ClickHouse DB::Exception: Error processing Parquet file

The DB::Exception: PARQUET_EXCEPTION error surfaces when ClickHouse encounters a problem while reading from or writing to an Apache Parquet file. Parquet is a widely used columnar storage format, and this error can stem from corrupt files, unsupported Parquet features, or type incompatibilities between the Parquet schema and the ClickHouse table definition.

Impact

When this error is triggered, the query that attempts to read or write the Parquet file fails entirely. No partial results are returned for SELECT queries, and no data is inserted for INSERT operations. Pipelines that ingest Parquet data from S3, GCS, or local files will stall until the issue is addressed.

Common Causes

The Parquet file is corrupted or was only partially written (e.g., the writer process crashed before finalizing the footer).
The file uses a Parquet feature or encoding not supported by ClickHouse's Parquet reader (such as certain nested types or rare encodings).
A type mismatch exists between the Parquet column types and the target ClickHouse table schema.
The Parquet file was compressed with a codec not enabled in the ClickHouse build (e.g., LZ4_RAW vs LZ4_FRAME, or Brotli).
Reading from a remote source where the file was truncated during transfer.
The Parquet file uses encryption features that ClickHouse does not support.

Troubleshooting and Resolution Steps

Validate the Parquet file outside ClickHouse using parquet-tools or PyArrow:

pip install pyarrow
python3 -c "import pyarrow.parquet as pq; print(pq.read_metadata('data.parquet'))"

Check the Parquet file schema to understand column types and compare them against your ClickHouse table:
```
python3 -c "import pyarrow.parquet as pq; print(pq.read_schema('data.parquet'))"
```
Try reading the file in ClickHouse with DESCRIBE to see how ClickHouse interprets the schema:
```
DESCRIBE file('data.parquet', 'Parquet');
```
If specific columns cause the failure, select only the non-problematic columns and handle the difficult ones with explicit casting:
```
SELECT col1, col2, CAST(col3 AS Nullable(String))
FROM file('data.parquet', 'Parquet');
```

For compression-related failures, check which codec the file uses and verify ClickHouse supports it:

python3 -c "
import pyarrow.parquet as pq
f = pq.ParquetFile('data.parquet')
for i in range(f.metadata.num_row_groups):
    for j in range(f.metadata.num_columns):
        print(f.metadata.row_group(i).column(j).compression)
"

If the file is corrupt, attempt recovery by reading it with PyArrow and rewriting it:

import pyarrow.parquet as pq
table = pq.read_table('corrupt.parquet')
pq.write_table(table, 'fixed.parquet')

For remote files, download the file locally first to rule out network-related truncation:

-- Instead of
SELECT * FROM s3('https://bucket/data.parquet');
-- Try
SELECT * FROM file('/tmp/data.parquet', 'Parquet');

Best Practices

Use well-tested Parquet writers (Apache Spark, PyArrow, DuckDB) to produce files destined for ClickHouse.
Stick to widely supported compression codecs like Snappy or ZSTD for maximum compatibility.
Validate Parquet files in your pipeline before attempting to load them into ClickHouse.
When writing Parquet from ClickHouse, use the output_format_parquet_version setting to control the Parquet version for downstream compatibility.
Avoid deeply nested Parquet schemas unless your ClickHouse table is designed to handle them with Nested or Tuple types.

Frequently Asked Questions

Q: Which Parquet versions does ClickHouse support?
A: ClickHouse supports Parquet format versions 1.0 and 2.x (2.4, 2.6).
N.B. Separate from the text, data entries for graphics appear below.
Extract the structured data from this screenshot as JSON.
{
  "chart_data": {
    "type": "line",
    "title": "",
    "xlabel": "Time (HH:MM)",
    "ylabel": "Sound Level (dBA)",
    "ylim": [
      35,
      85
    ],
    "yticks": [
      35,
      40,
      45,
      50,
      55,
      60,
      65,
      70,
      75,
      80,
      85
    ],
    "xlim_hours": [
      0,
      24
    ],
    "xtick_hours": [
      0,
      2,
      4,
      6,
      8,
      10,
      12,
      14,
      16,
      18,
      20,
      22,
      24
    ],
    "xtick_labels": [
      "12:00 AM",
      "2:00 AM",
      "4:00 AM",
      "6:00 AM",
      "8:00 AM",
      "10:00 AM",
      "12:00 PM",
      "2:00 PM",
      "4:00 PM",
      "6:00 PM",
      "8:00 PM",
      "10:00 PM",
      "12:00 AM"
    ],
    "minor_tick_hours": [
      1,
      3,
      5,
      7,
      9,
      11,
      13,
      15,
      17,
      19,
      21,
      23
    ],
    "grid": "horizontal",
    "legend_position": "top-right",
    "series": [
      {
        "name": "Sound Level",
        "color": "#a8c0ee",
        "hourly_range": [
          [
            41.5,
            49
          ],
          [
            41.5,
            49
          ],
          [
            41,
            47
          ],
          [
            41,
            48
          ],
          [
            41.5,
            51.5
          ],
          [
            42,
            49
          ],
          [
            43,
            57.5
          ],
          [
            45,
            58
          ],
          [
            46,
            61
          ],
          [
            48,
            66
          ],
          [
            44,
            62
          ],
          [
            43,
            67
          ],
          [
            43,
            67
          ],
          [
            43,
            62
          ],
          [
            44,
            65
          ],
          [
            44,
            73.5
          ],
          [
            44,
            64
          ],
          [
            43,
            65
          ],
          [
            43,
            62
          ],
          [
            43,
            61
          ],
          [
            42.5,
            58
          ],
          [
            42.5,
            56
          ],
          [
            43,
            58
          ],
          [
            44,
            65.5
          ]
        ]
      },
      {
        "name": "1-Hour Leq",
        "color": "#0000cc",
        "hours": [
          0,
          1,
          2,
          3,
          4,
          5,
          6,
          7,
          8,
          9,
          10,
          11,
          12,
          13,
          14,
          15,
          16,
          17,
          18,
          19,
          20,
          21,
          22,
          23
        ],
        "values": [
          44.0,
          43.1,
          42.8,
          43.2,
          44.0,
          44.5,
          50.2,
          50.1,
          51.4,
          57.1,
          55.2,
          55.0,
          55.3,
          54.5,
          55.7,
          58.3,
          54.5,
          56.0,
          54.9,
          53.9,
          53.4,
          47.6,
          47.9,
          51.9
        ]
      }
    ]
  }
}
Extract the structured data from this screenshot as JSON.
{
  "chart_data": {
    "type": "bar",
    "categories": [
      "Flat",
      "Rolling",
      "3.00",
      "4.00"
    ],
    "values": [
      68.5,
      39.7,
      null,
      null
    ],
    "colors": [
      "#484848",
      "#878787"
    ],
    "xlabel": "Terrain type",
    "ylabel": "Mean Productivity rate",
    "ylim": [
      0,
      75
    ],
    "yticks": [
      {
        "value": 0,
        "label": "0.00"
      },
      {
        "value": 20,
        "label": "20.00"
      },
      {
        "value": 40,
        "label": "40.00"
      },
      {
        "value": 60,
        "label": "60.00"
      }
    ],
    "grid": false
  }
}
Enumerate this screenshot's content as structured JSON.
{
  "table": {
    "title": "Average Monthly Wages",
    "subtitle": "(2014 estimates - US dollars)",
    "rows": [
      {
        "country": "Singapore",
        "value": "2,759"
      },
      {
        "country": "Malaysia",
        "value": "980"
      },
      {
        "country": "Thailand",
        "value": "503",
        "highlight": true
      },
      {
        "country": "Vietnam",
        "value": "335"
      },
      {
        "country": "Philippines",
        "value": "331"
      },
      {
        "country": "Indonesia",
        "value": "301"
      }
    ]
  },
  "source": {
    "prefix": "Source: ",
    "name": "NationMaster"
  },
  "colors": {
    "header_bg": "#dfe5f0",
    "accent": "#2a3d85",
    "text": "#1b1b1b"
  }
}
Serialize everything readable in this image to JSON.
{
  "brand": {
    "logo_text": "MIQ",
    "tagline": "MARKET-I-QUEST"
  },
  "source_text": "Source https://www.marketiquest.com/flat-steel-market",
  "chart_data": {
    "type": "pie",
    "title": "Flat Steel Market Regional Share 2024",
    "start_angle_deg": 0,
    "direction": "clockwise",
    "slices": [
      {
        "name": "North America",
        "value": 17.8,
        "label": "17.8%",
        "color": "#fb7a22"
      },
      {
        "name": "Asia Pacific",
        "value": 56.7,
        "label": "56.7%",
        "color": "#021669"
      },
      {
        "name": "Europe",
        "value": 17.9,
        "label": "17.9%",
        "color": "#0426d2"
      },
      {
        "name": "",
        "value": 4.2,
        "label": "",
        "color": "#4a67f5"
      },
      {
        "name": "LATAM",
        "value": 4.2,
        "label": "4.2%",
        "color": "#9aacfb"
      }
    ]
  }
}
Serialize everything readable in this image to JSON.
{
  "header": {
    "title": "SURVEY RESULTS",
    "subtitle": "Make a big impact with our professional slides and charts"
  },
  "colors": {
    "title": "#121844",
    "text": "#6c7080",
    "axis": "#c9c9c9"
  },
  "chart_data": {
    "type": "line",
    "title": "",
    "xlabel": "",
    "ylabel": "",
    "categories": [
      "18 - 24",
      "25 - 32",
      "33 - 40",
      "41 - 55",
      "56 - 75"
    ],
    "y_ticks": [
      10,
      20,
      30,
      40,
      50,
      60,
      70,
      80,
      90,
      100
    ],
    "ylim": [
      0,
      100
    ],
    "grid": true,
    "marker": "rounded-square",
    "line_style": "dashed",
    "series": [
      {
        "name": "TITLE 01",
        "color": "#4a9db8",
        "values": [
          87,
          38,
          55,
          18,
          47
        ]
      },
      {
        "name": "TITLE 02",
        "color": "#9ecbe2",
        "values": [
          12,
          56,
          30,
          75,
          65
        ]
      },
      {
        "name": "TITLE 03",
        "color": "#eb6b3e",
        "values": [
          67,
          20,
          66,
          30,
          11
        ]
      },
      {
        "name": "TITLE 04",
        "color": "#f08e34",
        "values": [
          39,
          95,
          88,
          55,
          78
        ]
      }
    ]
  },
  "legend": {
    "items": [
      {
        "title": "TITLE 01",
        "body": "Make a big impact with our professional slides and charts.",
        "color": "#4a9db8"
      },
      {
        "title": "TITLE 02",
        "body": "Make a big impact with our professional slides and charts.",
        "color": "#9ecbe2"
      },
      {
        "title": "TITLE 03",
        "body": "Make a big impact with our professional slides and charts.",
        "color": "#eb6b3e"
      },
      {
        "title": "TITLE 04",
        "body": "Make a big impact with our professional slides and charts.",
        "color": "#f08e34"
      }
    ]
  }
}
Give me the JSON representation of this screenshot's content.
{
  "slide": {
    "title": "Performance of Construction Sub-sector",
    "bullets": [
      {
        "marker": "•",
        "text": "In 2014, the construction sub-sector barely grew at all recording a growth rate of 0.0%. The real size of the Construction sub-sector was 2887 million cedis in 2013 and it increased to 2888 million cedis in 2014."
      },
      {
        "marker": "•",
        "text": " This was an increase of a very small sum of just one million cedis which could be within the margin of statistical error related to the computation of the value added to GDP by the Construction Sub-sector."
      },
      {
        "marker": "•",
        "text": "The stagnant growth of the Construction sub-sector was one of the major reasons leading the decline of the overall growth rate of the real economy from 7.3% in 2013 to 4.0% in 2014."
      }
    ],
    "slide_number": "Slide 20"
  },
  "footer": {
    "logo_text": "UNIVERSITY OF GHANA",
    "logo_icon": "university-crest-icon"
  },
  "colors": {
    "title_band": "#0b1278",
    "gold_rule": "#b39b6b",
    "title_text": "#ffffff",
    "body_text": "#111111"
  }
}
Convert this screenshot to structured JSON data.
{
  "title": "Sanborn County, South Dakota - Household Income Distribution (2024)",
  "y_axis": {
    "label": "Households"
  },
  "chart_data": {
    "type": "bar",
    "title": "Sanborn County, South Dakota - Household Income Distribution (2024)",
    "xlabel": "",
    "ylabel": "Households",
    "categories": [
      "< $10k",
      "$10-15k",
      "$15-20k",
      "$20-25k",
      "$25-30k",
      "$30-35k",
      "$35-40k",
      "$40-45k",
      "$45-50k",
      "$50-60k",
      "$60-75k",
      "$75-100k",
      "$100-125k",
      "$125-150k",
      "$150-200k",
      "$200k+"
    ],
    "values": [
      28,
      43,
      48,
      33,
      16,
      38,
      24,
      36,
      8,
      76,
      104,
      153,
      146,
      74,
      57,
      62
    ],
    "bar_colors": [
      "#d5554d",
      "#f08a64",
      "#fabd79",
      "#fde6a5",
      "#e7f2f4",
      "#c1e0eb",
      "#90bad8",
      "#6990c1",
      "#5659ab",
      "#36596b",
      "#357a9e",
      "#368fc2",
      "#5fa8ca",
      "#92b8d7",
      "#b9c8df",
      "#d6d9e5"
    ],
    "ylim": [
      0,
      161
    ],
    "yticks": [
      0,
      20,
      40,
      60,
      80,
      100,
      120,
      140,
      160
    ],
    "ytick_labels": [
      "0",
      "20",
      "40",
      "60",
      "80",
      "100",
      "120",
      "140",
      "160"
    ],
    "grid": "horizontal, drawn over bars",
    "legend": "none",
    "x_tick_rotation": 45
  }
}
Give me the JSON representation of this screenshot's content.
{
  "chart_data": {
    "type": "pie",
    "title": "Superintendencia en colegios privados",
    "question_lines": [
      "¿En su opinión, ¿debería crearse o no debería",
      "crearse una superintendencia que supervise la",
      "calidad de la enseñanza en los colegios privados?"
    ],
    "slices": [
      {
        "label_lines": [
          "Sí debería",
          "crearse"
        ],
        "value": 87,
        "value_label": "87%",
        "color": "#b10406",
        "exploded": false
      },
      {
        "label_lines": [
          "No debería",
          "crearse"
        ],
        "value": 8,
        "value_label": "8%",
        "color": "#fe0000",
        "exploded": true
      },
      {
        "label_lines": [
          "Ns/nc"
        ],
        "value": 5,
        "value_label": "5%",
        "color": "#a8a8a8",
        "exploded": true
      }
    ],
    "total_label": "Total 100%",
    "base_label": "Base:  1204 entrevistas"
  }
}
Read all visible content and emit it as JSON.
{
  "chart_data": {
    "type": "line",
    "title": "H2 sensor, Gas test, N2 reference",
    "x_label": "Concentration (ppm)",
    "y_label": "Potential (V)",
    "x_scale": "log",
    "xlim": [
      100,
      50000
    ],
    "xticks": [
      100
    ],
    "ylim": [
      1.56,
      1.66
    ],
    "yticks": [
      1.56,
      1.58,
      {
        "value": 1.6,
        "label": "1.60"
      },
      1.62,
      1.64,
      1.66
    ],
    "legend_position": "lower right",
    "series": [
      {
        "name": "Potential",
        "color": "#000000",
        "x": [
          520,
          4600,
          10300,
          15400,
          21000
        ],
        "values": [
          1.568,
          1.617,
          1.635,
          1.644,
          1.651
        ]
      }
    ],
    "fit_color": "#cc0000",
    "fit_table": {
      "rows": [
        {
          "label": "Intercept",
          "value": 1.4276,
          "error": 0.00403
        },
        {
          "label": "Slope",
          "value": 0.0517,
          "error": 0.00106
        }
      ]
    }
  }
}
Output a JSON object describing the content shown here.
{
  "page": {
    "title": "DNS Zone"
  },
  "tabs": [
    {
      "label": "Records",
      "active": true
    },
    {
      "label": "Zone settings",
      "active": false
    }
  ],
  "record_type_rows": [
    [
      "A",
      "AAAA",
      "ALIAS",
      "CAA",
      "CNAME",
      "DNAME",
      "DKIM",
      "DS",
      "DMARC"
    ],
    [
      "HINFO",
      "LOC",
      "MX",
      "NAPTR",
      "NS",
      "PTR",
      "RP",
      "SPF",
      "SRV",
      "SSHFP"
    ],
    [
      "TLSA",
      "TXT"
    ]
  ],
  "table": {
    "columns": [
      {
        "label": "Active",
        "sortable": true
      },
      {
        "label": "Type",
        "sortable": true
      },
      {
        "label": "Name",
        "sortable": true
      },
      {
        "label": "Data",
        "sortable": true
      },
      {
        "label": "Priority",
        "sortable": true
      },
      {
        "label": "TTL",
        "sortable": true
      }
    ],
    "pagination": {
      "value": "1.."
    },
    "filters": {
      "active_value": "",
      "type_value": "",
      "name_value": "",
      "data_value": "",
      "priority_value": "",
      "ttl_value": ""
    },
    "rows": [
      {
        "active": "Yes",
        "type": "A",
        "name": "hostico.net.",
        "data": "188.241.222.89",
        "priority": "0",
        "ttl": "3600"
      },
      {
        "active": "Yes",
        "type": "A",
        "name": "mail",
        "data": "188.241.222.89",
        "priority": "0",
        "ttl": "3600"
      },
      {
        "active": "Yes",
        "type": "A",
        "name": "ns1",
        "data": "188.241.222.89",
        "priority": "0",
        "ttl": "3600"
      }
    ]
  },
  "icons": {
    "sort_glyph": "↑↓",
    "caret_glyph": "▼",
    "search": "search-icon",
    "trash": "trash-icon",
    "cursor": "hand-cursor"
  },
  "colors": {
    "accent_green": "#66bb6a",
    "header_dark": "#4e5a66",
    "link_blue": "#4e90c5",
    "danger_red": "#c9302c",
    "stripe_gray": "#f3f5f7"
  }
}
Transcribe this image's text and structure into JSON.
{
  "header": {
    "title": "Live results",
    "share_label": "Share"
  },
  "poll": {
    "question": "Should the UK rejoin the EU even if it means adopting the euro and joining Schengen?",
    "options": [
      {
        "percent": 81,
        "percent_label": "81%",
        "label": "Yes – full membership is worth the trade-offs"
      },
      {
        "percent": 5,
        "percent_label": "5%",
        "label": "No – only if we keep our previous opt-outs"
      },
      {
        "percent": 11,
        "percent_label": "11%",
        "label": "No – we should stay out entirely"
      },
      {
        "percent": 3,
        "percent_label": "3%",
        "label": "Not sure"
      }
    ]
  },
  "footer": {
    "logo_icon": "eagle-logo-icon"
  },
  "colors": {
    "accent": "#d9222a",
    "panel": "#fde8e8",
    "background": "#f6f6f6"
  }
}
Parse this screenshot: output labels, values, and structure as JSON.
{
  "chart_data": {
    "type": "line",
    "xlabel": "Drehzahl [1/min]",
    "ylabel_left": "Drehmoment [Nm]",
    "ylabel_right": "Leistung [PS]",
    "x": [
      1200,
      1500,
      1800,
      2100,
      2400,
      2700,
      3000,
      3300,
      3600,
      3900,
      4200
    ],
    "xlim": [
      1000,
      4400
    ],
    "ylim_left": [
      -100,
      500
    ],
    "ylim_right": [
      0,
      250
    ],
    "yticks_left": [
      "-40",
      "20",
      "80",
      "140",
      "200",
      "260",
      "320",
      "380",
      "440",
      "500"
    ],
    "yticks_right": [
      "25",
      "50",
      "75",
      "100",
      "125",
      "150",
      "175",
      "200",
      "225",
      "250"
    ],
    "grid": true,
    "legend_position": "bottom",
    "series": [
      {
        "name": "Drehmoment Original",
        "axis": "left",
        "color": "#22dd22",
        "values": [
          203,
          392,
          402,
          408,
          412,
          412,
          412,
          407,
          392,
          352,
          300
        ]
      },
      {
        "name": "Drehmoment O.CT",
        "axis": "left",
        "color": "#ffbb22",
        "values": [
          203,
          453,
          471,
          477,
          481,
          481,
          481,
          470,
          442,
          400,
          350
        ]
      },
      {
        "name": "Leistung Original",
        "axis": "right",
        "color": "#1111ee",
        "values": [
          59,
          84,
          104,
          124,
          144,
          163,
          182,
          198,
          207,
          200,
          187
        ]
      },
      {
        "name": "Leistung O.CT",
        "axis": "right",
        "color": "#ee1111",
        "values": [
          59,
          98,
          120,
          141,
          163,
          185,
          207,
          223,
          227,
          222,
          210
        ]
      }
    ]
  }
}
Most standard Parquet files produced by modern tools work without issues.

Q: Can ClickHouse read Parquet files with nested structs?
A: Yes, but with limitations. Simple nested structs map to ClickHouse Tuple types. Deeply nested or repeated groups may require flattening the data before import.

Q: Does the PARQUET_EXCEPTION error ever indicate a ClickHouse bug?
A: Occasionally, yes. If your file is valid and readable by other tools but ClickHouse rejects it, consider filing a bug report with a minimal reproduction case.